While it is encouraging to read that there has been no overall increase in the incidence of cancer between 1994 and 1998, the finding that there has been no reduction in deaths from a disease that kills one in four of us is not good news.
But it is in the sections of the report which deal with treatment and survival that the most disturbing statistics are to be found. Many people with cancer of the lung, stomach and the blood are not receiving cancer specific treatment.
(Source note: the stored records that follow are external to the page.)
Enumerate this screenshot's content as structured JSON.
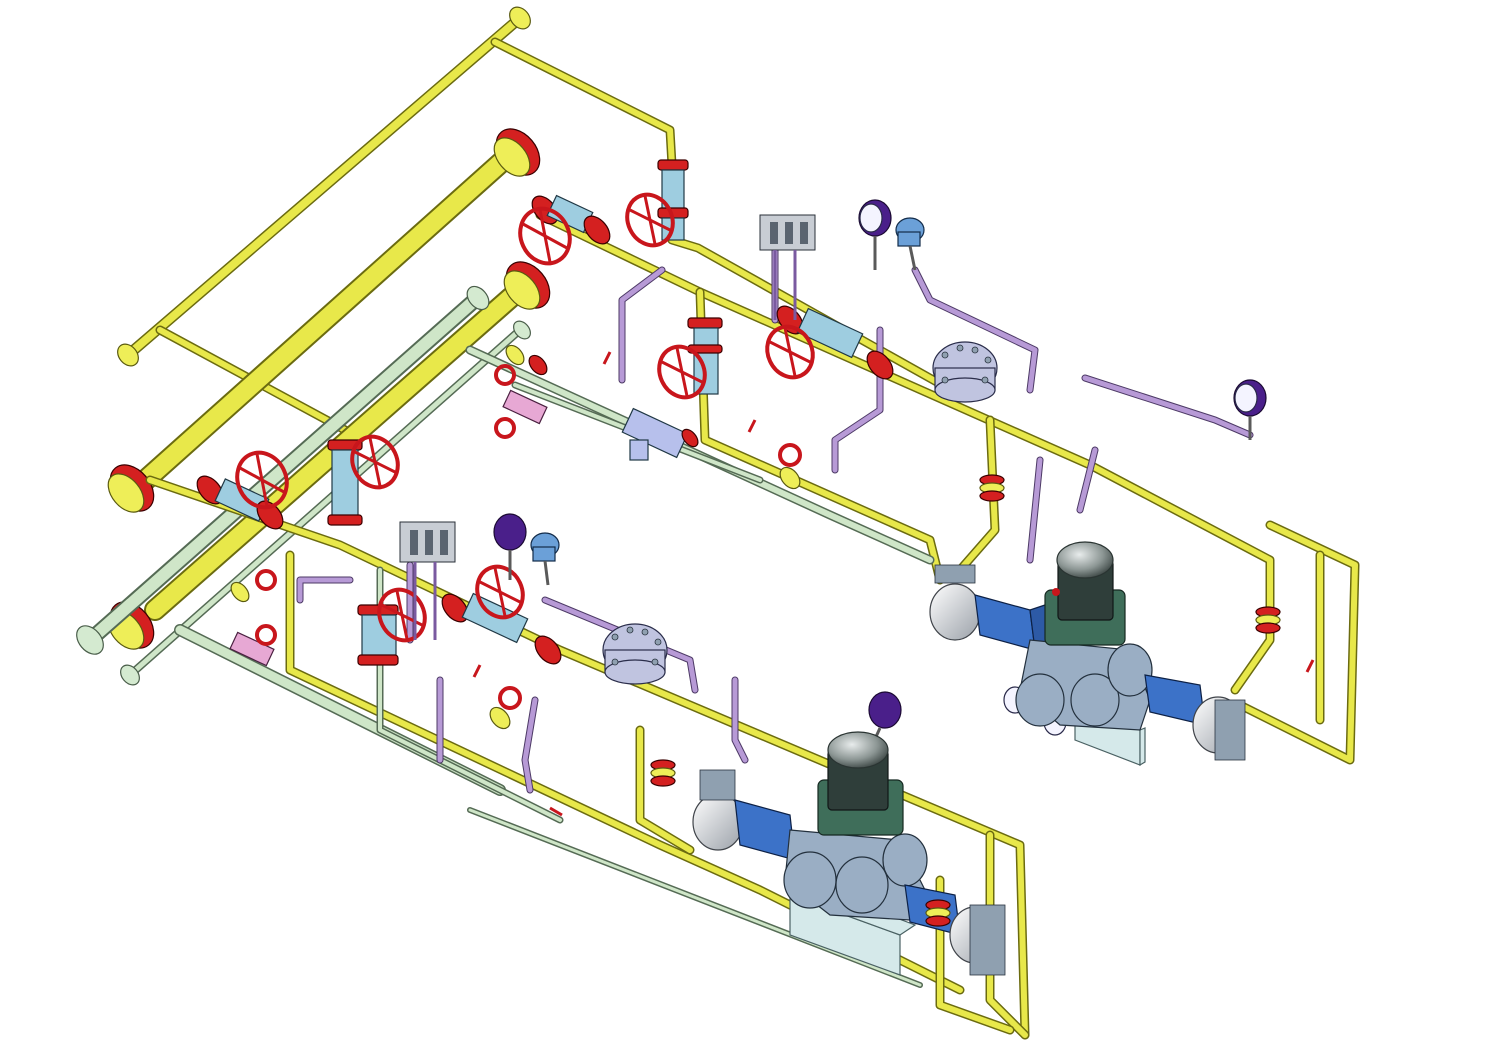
{
  "scene": {
    "description_label": "",
    "colors": {
      "main_pipe": "#e8e84a",
      "return_pipe": "#cfe6c8",
      "impulse_tubing": "#b79ad6",
      "flange": "#d42020",
      "valve_body": "#9ecde0",
      "pump_body": "#9aaec4",
      "coupling": "#3c72c8",
      "motor": "#2f3e3a",
      "gauge": "#4a1f8a",
      "transmitter": "#6ba0d8"
    },
    "components": {
      "pump_skids": 2,
      "gate_valves_with_handwheel": 8,
      "pressure_gauges": 5,
      "pressure_transmitters": 2,
      "filters": 2,
      "manifolds": 2
    }
  }
}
This is particularly true of the elderly. Where you live is also a factor in determining treatment, especially where access to radiotherapy is concerned. And whether your cancer treatment is planned on a scientific basis appears to be a lottery.
Take lung cancer as an example. Only 10 per cent of people with the disease are alive five years after diagnosis. Only 50 per cent of cases receive chemotherapy, radiotherapy or surgery. If you live on the western seaboard you are more likely to be denied radiotherapy. And eight out of 10 people aged 80 and over will receive no direct treatment for their lung cancer.
These statistics echo the sentiments expressed by leading cancer specialists at the First All Ireland Lung Cancer conference late last year, when lung cancer treatment was described as the "cinderella" of the health service. According to delegates, because lung cancer is self-inflicted, largely through smoking, and is a disease of lower socio-economic groups, it has not received the funding and priority accorded to other diseases. If nothing else, the disturbing findings on lung cancer should prompt the Minister for Health to implement his anti-tobacco legislation in full, especially the ban on smoking in public places.
There are important lessons to be learnt from yesterdays report. The lack of nationally agreed cancer treatment protocols must be addressed; their application must be audited and monitored to ensure equal treatment for all. Access to treatment must be equitable, whether on geographical considerations or based on age. And if rationing is to be a part of our health service, it must follow a full and open public debate. Transparency and accountability must form the cornerstone of our health system.
The Government is committed to a review of the 1996 National Cancer Strategy. Five years on and prompted by yesterday's report, a review is no longer sufficient. Nothing less than a new and comprehensive strategy for cancer care in the State will suffice.